The book Black travel (1987) begins with the words: “So here you can also say. That when white men no longer wanted her, she went over to black. She lost nothing on it. Their is greater. “Countless are the depictions of middle-aged women escaping old age and dull essence Sweden to revitalized and reborn as sexual women in Africa and the Caribbean.

 Cilla Thorell plays Kerstin Thorvall in & # x201D; the most f & # xF6; rbjudna Cilla Thorell plays Kerstin Thorvall in “the most forbidden”. Photo: Ulrika Malm / SVT TV series brakes where Thorvall had been gassed. in this way, it is very othorvallsk. Thorvall was the one who in their adult novels sincerely and sharply treated those of his time shabbiest, most embarrassing and unworthy of most subjects, what really went over the limit of what the stately, fair-minded and tolerant could take. Lantz and Magnusson’s solution is instead to repress the ugliest of our time: the racist sexism, the colonial sexresorna.

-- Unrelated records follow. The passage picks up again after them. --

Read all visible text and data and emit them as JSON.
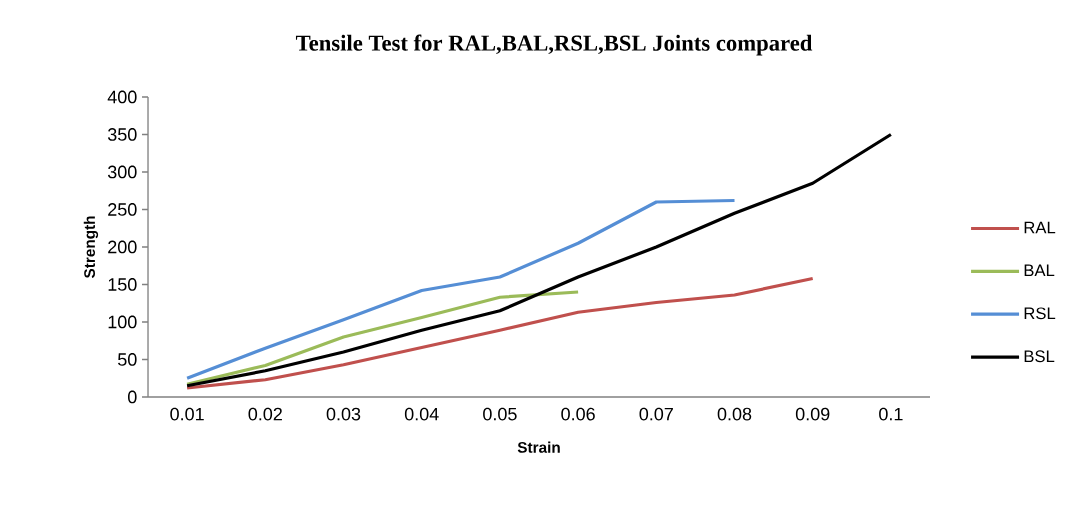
{
  "chart_data": {
    "type": "line",
    "title": "Tensile Test for RAL,BAL,RSL,BSL Joints compared",
    "xlabel": "Strain",
    "ylabel": "Strength",
    "categories": [
      "0.01",
      "0.02",
      "0.03",
      "0.04",
      "0.05",
      "0.06",
      "0.07",
      "0.08",
      "0.09",
      "0.1"
    ],
    "ylim": [
      0,
      400
    ],
    "yticks": [
      0,
      50,
      100,
      150,
      200,
      250,
      300,
      350,
      400
    ],
    "legend": "right",
    "marker": "none",
    "line_style": "solid",
    "series": [
      {
        "name": "RAL",
        "color": "#c0504d",
        "values": [
          12,
          23,
          43,
          66,
          89,
          113,
          126,
          136,
          158,
          null
        ]
      },
      {
        "name": "BAL",
        "color": "#9bbb59",
        "values": [
          17,
          42,
          80,
          106,
          133,
          140,
          null,
          null,
          null,
          null
        ]
      },
      {
        "name": "RSL",
        "color": "#558ed5",
        "values": [
          25,
          65,
          103,
          142,
          160,
          205,
          260,
          262,
          null,
          null
        ]
      },
      {
        "name": "BSL",
        "color": "#000000",
        "values": [
          15,
          35,
          60,
          89,
          115,
          160,
          200,
          245,
          285,
          350
        ]
      }
    ]
  }
}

Thorvall is a feminist icon, and then wish you well not solar her down with racist manure. She was, after all, so reviled in his time: bad mother, narcissistic woman, sick man, inexpensive writers. The field is mined and power hierarchies is not straightforward. You do not want to risk treading the piano and the solar brand and career.

But a great balance with Thorvall is precisely because she is so merciless on himself. From the novel The most forbidden : “When I notice that the men watching turns into a financial speculation? Especially when the hot tourist countries. ‘That lady looks horny, she is probably willing to pay a portion of a number.’ “

Maybe the most radicals with Thorvall that she really was a truth-teller , in the sense of life took an emotional sincerity. However, with Wijk’s words, “what are our real joy of the truth, if we can not talk about just the dark?” The question should the team behind the film adaptation of The most forbidden imagined.

I do not mean that we moralizing will take away from Thorvall “dark” sides. As Jönsson writes: “it is ethically defensible is not always artistically interesting.” But the stress field, we should dare to discuss and depict, if we want to do justice to Thorvall life and work.